Cramps in the muscles of the legs, especially the calf, frequently occur towards the end of pregnancy. To relieve the cramp, women can try gradually stretching the leg out straight with the toes pointed back towards the body (see Figure 8.4). Rubbing does not usually help as much as stretching out the muscle.
SWELLING IN ANKLES AND FEET
It is normal to have some swelling in the ankles and feet during pregnancy. Swelling in the wrists or hands is less common. Swelling occurs because the body is keeping more fluid in the tissues than normal. Women should be advised to avoid tight cuffs, bracelets, shoes, or rings. If the swelling increases too much these may be difficult and painful to remove. If the swelling increases suddenly or causes very rapid weight gain, women should go to a health facility to have their blood pressure and urine checked for pre-eclampsia, which is a life-threatening complication (see Chapter 9).
SHORTNESS OF BREATH AND TIREDNESS
It is not unusual for women to get tired easily, especially during the first three months or so of pregnancy. The body is adjusting to many new changes. Towards the end of pregnancy, the womb takes up so much room that breathing may become difficult. This does not necessarily mean there is anything wrong. The shortness of breath goes away as soon as the baby is born. If, however, a woman becomes very short of breath, has chest pains, has a very high pulse rate, or remains tired even after resting, she may be suffering from heart disease, anaemia, or some other problem. She should go to a health facility for an examination.
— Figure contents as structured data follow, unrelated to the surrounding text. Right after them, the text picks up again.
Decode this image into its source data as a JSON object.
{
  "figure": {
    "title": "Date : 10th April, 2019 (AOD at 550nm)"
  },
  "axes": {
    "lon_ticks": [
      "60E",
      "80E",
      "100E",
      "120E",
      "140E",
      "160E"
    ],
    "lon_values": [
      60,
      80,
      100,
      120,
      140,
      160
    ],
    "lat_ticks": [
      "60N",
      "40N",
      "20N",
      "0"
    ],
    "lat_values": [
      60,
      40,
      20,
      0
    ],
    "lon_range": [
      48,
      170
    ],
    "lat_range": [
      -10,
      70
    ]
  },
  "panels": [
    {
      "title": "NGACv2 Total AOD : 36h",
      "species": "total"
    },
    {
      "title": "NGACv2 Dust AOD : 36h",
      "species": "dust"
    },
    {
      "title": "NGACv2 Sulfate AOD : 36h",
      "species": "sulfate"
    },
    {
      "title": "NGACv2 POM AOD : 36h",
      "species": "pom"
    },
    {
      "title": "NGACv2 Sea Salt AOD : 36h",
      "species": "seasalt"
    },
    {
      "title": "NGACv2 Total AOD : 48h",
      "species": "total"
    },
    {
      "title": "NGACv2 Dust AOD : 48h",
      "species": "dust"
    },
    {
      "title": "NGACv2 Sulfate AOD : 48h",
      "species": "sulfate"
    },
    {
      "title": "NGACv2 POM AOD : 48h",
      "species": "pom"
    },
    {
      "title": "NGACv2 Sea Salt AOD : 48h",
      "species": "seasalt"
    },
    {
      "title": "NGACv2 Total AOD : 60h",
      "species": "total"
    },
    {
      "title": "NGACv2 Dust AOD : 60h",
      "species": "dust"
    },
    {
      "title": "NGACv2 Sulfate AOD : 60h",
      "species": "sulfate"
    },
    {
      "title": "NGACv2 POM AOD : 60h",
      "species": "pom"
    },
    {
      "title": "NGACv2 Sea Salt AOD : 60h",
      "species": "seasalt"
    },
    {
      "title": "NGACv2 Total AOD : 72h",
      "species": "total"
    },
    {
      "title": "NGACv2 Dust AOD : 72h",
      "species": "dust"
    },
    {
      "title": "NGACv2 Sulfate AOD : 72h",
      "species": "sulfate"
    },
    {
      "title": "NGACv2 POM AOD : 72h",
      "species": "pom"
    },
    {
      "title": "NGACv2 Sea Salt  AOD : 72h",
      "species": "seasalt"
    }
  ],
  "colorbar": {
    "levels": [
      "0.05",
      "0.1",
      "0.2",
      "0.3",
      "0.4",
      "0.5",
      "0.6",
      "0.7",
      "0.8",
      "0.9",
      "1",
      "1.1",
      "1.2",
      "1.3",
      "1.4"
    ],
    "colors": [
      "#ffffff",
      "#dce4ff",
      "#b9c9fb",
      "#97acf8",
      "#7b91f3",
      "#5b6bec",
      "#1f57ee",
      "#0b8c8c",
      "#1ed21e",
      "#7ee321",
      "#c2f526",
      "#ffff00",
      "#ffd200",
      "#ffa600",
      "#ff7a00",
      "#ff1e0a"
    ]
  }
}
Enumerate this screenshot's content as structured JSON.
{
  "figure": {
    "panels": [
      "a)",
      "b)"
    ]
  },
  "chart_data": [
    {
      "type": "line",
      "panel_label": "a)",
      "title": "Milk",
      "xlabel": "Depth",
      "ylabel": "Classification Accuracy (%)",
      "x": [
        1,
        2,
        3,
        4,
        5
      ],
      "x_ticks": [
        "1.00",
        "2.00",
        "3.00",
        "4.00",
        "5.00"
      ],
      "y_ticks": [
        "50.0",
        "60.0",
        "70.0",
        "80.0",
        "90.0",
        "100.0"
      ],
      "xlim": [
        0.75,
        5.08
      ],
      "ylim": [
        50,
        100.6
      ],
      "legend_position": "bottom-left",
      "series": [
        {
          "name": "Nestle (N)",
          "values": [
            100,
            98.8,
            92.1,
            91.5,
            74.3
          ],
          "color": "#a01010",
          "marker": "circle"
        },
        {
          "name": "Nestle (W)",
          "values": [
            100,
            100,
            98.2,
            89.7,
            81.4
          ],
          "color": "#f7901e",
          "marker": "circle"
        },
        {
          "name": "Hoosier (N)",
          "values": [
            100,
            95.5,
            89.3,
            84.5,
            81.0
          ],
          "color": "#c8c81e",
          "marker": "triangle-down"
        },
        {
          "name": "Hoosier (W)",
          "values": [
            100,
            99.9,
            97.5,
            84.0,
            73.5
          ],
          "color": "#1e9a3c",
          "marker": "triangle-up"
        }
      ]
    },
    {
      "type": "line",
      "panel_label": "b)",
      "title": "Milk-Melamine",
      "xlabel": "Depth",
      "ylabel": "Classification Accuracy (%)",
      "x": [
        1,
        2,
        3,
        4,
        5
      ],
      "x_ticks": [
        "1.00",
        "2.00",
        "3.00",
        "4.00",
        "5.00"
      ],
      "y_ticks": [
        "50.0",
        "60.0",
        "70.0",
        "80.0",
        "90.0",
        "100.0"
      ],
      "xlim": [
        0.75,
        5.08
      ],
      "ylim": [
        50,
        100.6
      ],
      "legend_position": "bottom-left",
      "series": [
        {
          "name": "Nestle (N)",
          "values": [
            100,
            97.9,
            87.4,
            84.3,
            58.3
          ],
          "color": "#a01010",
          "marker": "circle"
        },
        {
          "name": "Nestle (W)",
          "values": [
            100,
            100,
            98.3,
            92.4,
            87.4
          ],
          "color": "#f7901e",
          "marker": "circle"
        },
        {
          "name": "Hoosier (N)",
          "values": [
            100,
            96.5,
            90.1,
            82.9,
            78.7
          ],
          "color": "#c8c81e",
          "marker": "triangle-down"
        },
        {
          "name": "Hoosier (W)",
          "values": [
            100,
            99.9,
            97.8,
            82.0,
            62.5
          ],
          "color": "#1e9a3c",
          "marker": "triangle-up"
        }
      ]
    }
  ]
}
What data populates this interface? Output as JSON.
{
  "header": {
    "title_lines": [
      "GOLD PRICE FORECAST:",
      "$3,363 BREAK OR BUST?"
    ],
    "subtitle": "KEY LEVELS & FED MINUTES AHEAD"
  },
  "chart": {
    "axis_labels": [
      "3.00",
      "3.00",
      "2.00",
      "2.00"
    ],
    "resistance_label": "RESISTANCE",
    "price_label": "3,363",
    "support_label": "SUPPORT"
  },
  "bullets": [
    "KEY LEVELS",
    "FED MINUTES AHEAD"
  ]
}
As pregnancy continues, women may experience occasional cramps or discomfort in the lower part of the abdomen. This is often due to stretching of the abdomen or the baby moving about too much. It may be relieved by sitting or lying down. Drinking plenty of fluids can also help prevent this problem. Toward the end of pregnancy women may notice irregular contractions of the womb. These are quite normal. But if a woman is still a month or more before her due date and the contractions become increasingly strong and regular and do not go away after resting, she should be advised to go to a health facility.
During the first and last months of pregnancy, as the uterus and baby are pressing on the bladder, a woman may feel the need to urinate more often than normal. Drinking a lot of water and urinating often may help prevent infections. Signs of infection may include a painful burning sensation when urinating and a constant need to urinate with little or no urine actually passing. If a woman has these signs she should go to a health facility immediately for medicine, since urinary infections can become worse very quickly.
Figure 8.4: How to Stretch Out a Cramp in the Calf of the Leg
Stretch the leg out straight and point the toes back toward the body.
Summary: Minor Discomforts During Pregnancy
There are a number of minor problems that a woman can have during pregnancy. Most of them can be taken care of within the home; none of them are life-threatening. The most common complications, and what to do about them, are:
MORNING SICKNESS: Eat smaller meals more frequently, instead of several big meals.
URINARY DISCOMFORT: Drink lots of water and urinate often. If there is pain, go to a health facility.